Credit: Susan Kennedy from Lensmen Photography and Video Production
Radiology pathway
All participants’ scans will be read by a team of thoracic radiologists, based primarily in Beaumont Hospital, who have undergone specific lung cancer screening training modules prior to the commencement of the trial. Each scan will also have an associated read by a dedicated artificial intelligence (AI) model (DeepHealth AI). This is specifically designed to provide volumetric analysis of pulmonary nodules. British Thoracic Society guidelines will be used in nodule assessment. All participants with no abnormal findings or small pulmonary nodules at their initial screening round scan (T0) will be invited back for a repeat CT scan in one year’s time in the mobile unit (T1). Participants with pulmonary nodules requiring closer surveillance will have a CT scan in the mobile unit at three months (T0+3). Participants with findings suspicious for lung cancer at any of these appointments will be referred directly by the study team to their nearest rapid access lung clinic (Beaumont Hospital or Our Lady of Lourdes [OLOL], Drogheda). The trial will end after the second screening round, with any participants requiring further CT surveillance at that stage being referred into the Beaumont Hospital or OLOL hospital network.
Significant incidental findings (IFs) are part and parcel of lung cancer screening.

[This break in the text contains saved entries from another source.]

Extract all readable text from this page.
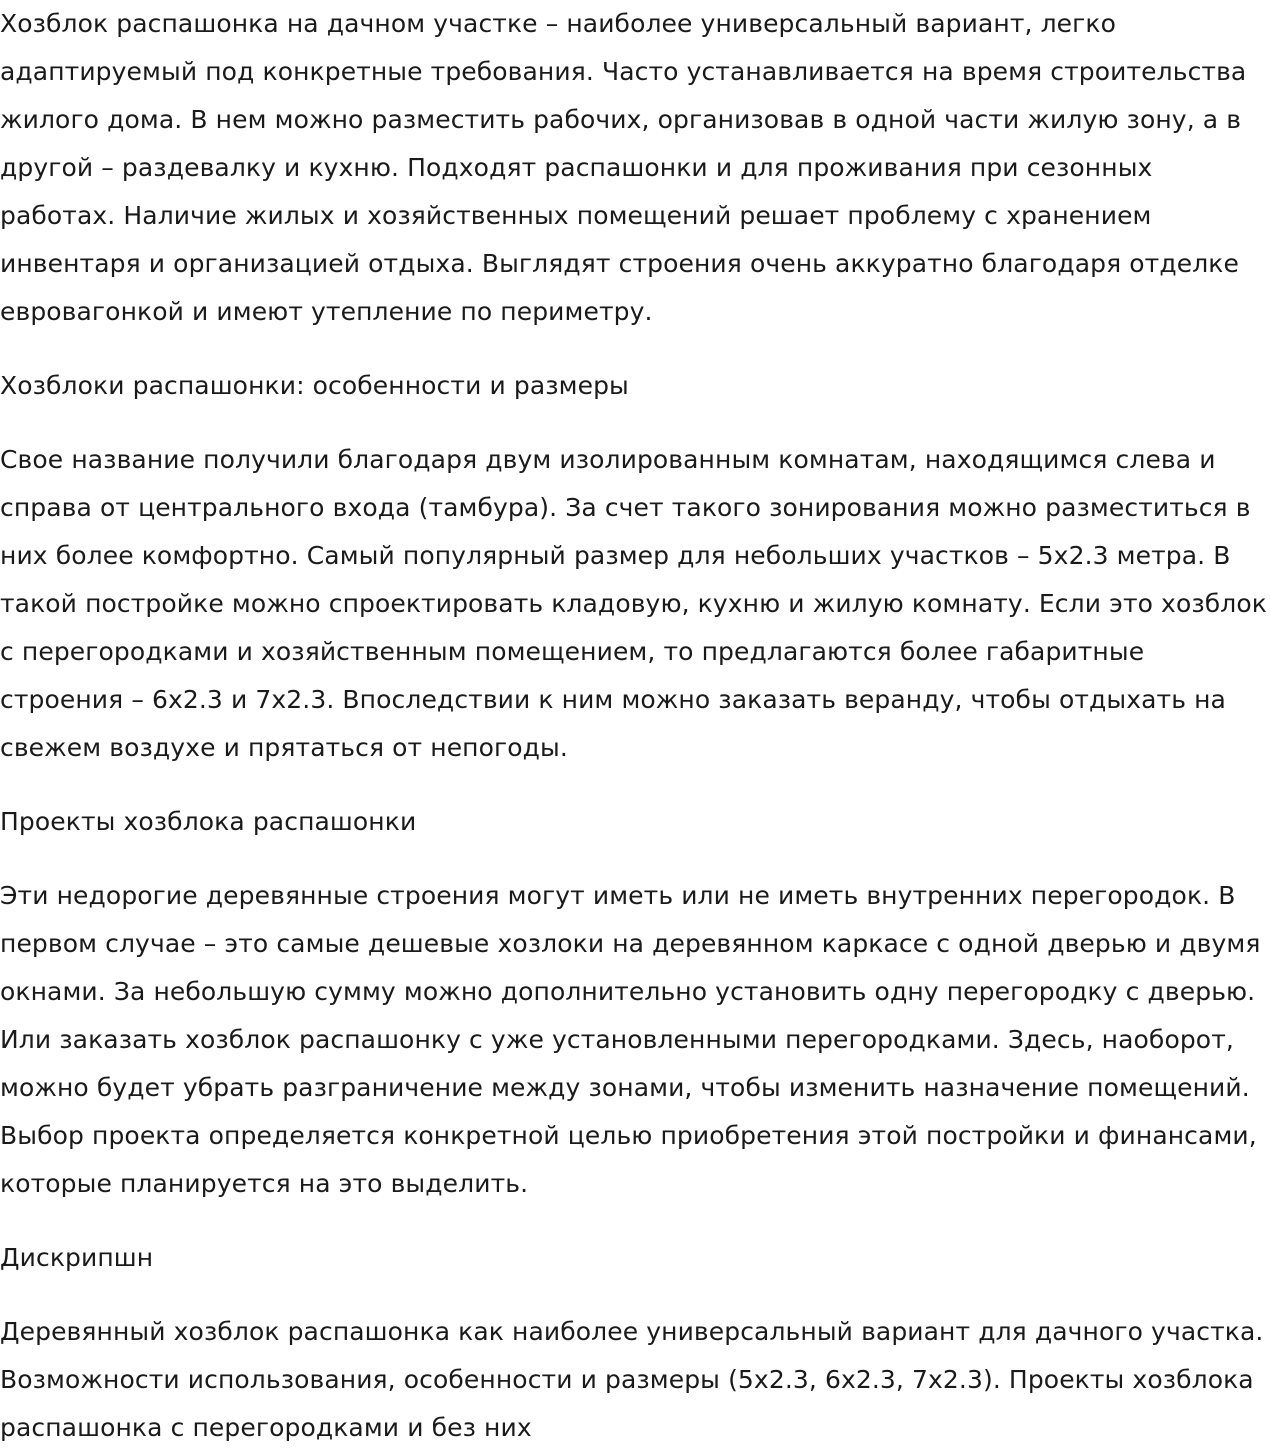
Хозблок распашонка на дачном участке – наиболее универсальный вариант, легко адаптируемый под конкретные требования. Часто устанавливается на время строительства жилого дома. В нем можно разместить рабочих, организовав в одной части жилую зону, а в другой – раздевалку и кухню. Подходят распашонки и для проживания при сезонных работах. Наличие жилых и хозяйственных помещений решает проблему с хранением инвентаря и организацией отдыха. Выглядят строения очень аккуратно благодаря отделке евровагонкой и имеют утепление по периметру.

Хозблоки распашонки: особенности и размеры

Свое название получили благодаря двум изолированным комнатам, находящимся слева и справа от центрального входа (тамбура). За счет такого зонирования можно разместиться в них более комфортно. Самый популярный размер для небольших участков – 5х2.3 метра. В такой постройке можно спроектировать кладовую, кухню и жилую комнату. Если это хозблок с перегородками и хозяйственным помещением, то предлагаются более габаритные строения – 6х2.3 и 7х2.3. Впоследствии к ним можно заказать веранду, чтобы отдыхать на свежем воздухе и прятаться от непогоды.

Проекты хозблока распашонки

Эти недорогие деревянные строения могут иметь или не иметь внутренних перегородок. В первом случае – это самые дешевые хозлоки на деревянном каркасе с одной дверью и двумя окнами. За небольшую сумму можно дополнительно установить одну перегородку с дверью. Или заказать хозблок распашонку с уже установленными перегородками. Здесь, наоборот, можно будет убрать разграничение между зонами, чтобы изменить назначение помещений. Выбор проекта определяется конкретной целью приобретения этой постройки и финансами, которые планируется на это выделить.

Дискрипшн

Деревянный хозблок распашонка как наиболее универсальный вариант для дачного участка. Возможности использования, особенности и размеры (5х2.3, 6х2.3, 7х2.3). Проекты хозблока распашонка с перегородками и без них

This is because the imaging can capture significant abnormalities in the lungs, great vessels, heart, and other surrounding organs. It is important to identify and manage participants with significant IFs, as these can have an effect on long-term morbidity and mortality. However, it is also critical to be careful not to over-report spurious findings that have little benefit and can increase unnecessary anxiety for participants. For this trial, a dedicated IF pathway protocol has been developed based on guidelines published by the American College of Radiology/NHS, and consensus guidelines published by the ERS. Furthermore, dedicated clinical referral pathways have been developed, whereby participants with significant IFs will be referred directly to RCSI hospital-based clinical specialists by the study team, or to their GP in other instances (specifically coronary artery calcification for primary prevention assessment).
Through a Beaumont Hospital virtual clinic, participants with a subset of significant IFs will be contacted by a member of the study team to discuss follow-up steps, as well as receiving written correspondence. Participants who have findings of nodules or IFs that are not detailed in the IF pathway or require further clinical discussion will have their cases discussed at a dedicated monthly lung health check screening multi-disciplinary meeting at Beaumont Hospital before finalising follow-up clinical plans. The LHC trial will use a dedicated lung cancer screening software tool (Nelson Plus) that will track all participants’ findings and produce templated letters that inform the participant themselves and their GP of the outcome of their LHC within 14 days of attending the mobile unit.
Further discussion
The Beaumont RCSI ICS LHC is a clinical trial that aims to assess the feasibility of carrying out targeted lung cancer screening using community-based mobile CT scanning unit. The pilot is based on similar, very successful UK-based screening pilots, which are now coalescing into a national screening programme in NHS England. The pilot study will run for at least two years. The data collected will be used to inform further discussions on the feasibility of a community-based lung cancer screening programme in Ireland.